Description: Ten days after calling off her wedding, CJ Hauser went on an expedition to Texas to study the whooping crane. After a week wading through the gulf, she realized she'd almost signed up to live someone else's life. In this intimate, frank, and funny memoir-in-essays, Hauser releases herself from traditional narratives of happiness and goes looking for ways of living that leave room for the unexpected, making plenty of mistakes along the way.

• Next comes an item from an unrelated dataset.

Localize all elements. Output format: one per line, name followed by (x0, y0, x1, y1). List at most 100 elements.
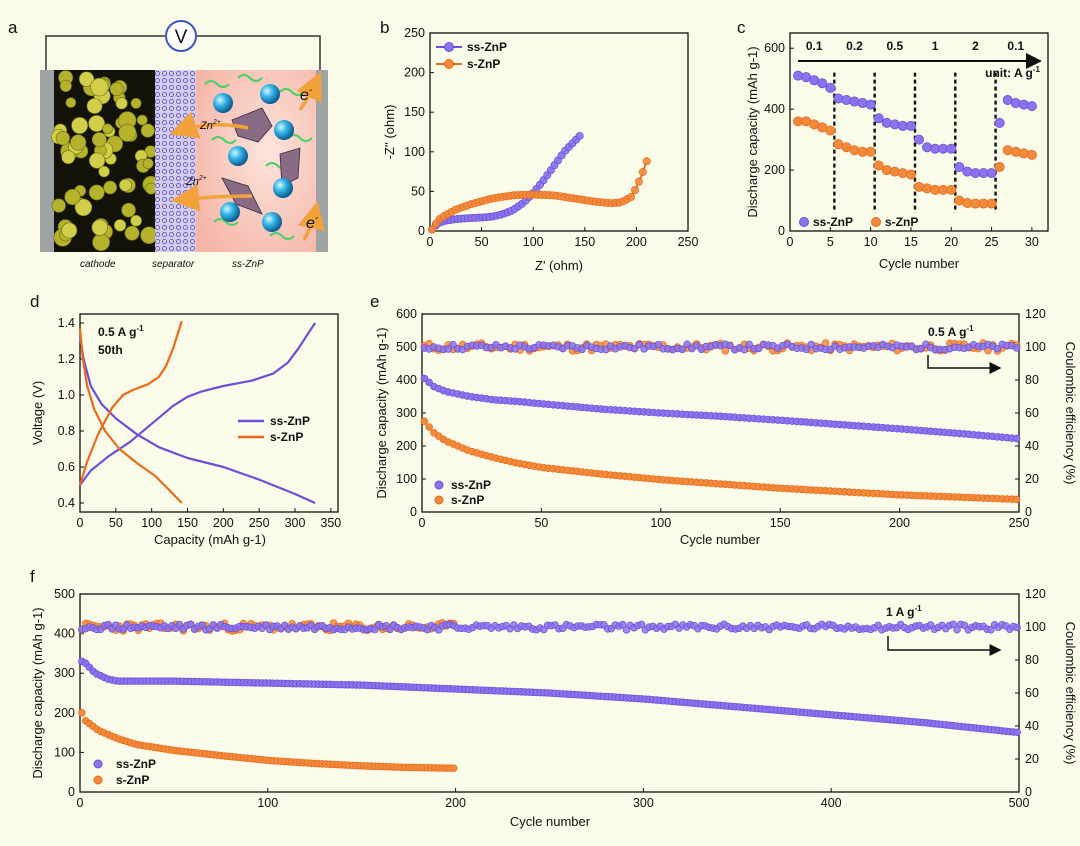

Tomorrow, and Tomorrow, and Tomorrow by Gabrielle Zevin
Who is reading it: Belletrist Book Club from Emma Roberts and Karah Preiss
Description: Spanning 30 years, from Cambridge, Massachusetts, to Venice Beach, California, and lands in between and far beyond, this is a dazzling and intricately imagined novel that examines the multifarious nature of identity, disability, failure, the redemptive possibilities in play, and above all, our need to connect: to be loved and to love. Yes, it is a love story, but it is not one you have read before.
Human Blues by Elisa Albert
Who is reading it: Read With Marie Claire, the book club from Marie Claire magazine.
Description: On the eve of her fourth album, singer-songwriter Aviva Rosner is plagued by infertility. The twist: As much as Aviva wants a child, she is wary of technological conception, and has poured her ambivalence into her music. As the album makes its way in the world, the shock of the response from fans and critics is at first exciting—and then invasive and strange. Aviva never wanted to be famous, or did she? Meanwhile, her evolving obsession with another iconic musician, gone too soon, might just help her make sense of things.
Dontaná is a Collection Management Librarian who was born with an unending reading list. She is almost always reading two books simultaneously and is easily distracted by cool covers.